Kambiz Roustayi had elke hoop op honorering van zijn asielverzoek verloren. Afgelopen woensdag, zes april 2011, stak hij zichzelf in brand voor het Monument op de Dam; een dag later overleed hij aan zijn verwondingen. Wat in de Nederlandse publieke opinie stelselmatig wordt beschreven als een wanhoopsdaad van een suïcidale man, is veel meer dan dat. Kambiz Roustayi trad in de voetsporen van de Tunesiër Mohamed Bouazizi die in december de opstand in de Arabische wereld initieerde met zijn dramatische zelfverbranding. Velen volgden zijn tragische voorbeeld in de weken die erop volgden, zo ook Roustayi, op het ‘vrijheidsplein’ van Nederland. De zelfverbranding van Kambiz Roustayi moet daarmee allereerst gezien worden als een politieke daad, geadresseerd aan ons, het Nederlands publiek.

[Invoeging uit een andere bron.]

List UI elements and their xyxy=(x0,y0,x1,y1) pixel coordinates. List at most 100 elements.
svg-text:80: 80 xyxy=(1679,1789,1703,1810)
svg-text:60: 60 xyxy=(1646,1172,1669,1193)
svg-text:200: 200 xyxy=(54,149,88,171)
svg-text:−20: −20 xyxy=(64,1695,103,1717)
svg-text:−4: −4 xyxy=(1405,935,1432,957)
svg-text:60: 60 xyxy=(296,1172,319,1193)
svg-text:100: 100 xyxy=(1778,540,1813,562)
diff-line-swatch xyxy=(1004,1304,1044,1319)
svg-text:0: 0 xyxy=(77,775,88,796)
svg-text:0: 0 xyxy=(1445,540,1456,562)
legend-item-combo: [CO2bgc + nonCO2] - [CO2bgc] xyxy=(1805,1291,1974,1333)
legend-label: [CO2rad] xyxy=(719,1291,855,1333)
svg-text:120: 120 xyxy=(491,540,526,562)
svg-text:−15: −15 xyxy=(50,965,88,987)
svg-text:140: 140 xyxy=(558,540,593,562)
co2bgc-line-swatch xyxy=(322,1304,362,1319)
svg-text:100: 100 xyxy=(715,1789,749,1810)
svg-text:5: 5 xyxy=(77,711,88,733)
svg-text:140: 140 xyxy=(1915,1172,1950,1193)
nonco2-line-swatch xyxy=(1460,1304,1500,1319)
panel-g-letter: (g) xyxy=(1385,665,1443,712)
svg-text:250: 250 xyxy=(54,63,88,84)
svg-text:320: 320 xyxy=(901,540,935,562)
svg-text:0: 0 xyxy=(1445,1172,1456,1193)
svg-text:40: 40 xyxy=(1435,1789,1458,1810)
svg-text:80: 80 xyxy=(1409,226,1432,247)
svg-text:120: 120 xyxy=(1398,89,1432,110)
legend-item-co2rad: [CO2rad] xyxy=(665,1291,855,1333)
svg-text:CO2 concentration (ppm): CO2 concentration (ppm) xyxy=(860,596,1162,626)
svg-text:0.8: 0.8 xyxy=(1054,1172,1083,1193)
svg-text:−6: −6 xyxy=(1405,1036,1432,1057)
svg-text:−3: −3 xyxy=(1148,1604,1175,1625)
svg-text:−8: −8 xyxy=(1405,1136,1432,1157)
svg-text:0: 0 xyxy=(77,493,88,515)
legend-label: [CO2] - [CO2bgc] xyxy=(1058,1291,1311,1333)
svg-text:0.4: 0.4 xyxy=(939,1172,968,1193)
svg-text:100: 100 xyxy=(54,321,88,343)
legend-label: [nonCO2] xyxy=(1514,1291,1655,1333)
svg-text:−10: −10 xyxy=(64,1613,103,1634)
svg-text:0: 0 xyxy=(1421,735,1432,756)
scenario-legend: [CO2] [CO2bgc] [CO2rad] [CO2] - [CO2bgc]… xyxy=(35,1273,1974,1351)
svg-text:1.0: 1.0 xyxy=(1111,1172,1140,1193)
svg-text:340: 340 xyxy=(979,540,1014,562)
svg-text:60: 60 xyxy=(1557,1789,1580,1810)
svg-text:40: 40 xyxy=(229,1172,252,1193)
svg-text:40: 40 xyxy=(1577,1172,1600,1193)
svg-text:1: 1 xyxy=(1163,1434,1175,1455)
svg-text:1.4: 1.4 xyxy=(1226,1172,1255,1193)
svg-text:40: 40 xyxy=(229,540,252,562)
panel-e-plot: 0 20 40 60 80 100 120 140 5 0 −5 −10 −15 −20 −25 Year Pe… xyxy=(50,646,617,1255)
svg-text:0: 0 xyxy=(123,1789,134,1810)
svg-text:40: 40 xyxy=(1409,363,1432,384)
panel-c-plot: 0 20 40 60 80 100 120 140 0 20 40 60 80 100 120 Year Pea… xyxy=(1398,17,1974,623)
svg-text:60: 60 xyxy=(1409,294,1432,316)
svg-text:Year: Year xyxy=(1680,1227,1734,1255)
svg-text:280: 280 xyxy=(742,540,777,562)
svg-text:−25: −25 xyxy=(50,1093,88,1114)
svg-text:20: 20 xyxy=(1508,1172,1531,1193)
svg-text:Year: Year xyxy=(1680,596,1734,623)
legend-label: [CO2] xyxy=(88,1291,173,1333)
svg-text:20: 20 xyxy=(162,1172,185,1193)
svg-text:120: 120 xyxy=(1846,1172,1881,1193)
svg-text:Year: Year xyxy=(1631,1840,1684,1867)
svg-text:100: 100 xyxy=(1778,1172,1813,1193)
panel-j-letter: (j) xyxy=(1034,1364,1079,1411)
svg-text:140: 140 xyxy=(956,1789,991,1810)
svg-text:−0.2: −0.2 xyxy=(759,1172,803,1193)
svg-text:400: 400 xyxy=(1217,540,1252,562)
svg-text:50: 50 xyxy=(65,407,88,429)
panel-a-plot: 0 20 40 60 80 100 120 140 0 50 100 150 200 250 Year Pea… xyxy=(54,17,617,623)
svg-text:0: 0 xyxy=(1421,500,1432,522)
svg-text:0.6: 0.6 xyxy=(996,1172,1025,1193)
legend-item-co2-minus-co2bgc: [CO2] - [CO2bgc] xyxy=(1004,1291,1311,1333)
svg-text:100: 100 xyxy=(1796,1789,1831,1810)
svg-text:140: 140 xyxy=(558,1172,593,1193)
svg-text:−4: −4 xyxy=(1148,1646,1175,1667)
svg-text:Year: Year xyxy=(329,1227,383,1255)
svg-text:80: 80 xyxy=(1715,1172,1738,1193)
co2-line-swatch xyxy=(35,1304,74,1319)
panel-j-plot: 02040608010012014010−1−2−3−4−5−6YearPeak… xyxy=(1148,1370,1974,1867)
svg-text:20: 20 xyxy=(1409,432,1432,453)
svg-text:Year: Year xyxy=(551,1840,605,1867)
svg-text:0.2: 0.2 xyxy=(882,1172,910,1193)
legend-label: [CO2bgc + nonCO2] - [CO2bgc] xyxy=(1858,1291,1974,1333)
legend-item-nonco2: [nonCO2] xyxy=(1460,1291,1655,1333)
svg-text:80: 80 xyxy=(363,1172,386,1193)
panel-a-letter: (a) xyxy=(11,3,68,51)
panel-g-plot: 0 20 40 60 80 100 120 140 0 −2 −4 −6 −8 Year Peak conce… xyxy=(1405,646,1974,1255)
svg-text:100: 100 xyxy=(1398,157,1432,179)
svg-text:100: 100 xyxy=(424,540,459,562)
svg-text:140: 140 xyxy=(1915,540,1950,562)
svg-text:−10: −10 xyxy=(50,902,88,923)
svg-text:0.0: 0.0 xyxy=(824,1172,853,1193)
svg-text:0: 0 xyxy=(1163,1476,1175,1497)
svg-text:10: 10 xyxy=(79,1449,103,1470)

De reacties waren opvallend anders dan in Tunesië of Egypte. Omstanders en getuigen beklaagden zich: als hij het leven niet meer zag zitten, waarom moest hij daar andere mensen mee lastig vallen? ’s Avonds meldde de nieuwslezer van het acht uur journaal na een item van hooguit een halve minuut dat ‘er geen aanleiding was om te denken dat de man politieke motieven had’. Youp van het Hek schrijft een grappig bedoelde column over het gebrek aan antidepressiva voor asielzoekers. Dergelijke reacties komen voort uit een diep en stuitend onbegrip over de betekenis van de gebeurtenis. Kambiz Roustayi pleegde niet zomaar zelfmoord; hij bracht een offer.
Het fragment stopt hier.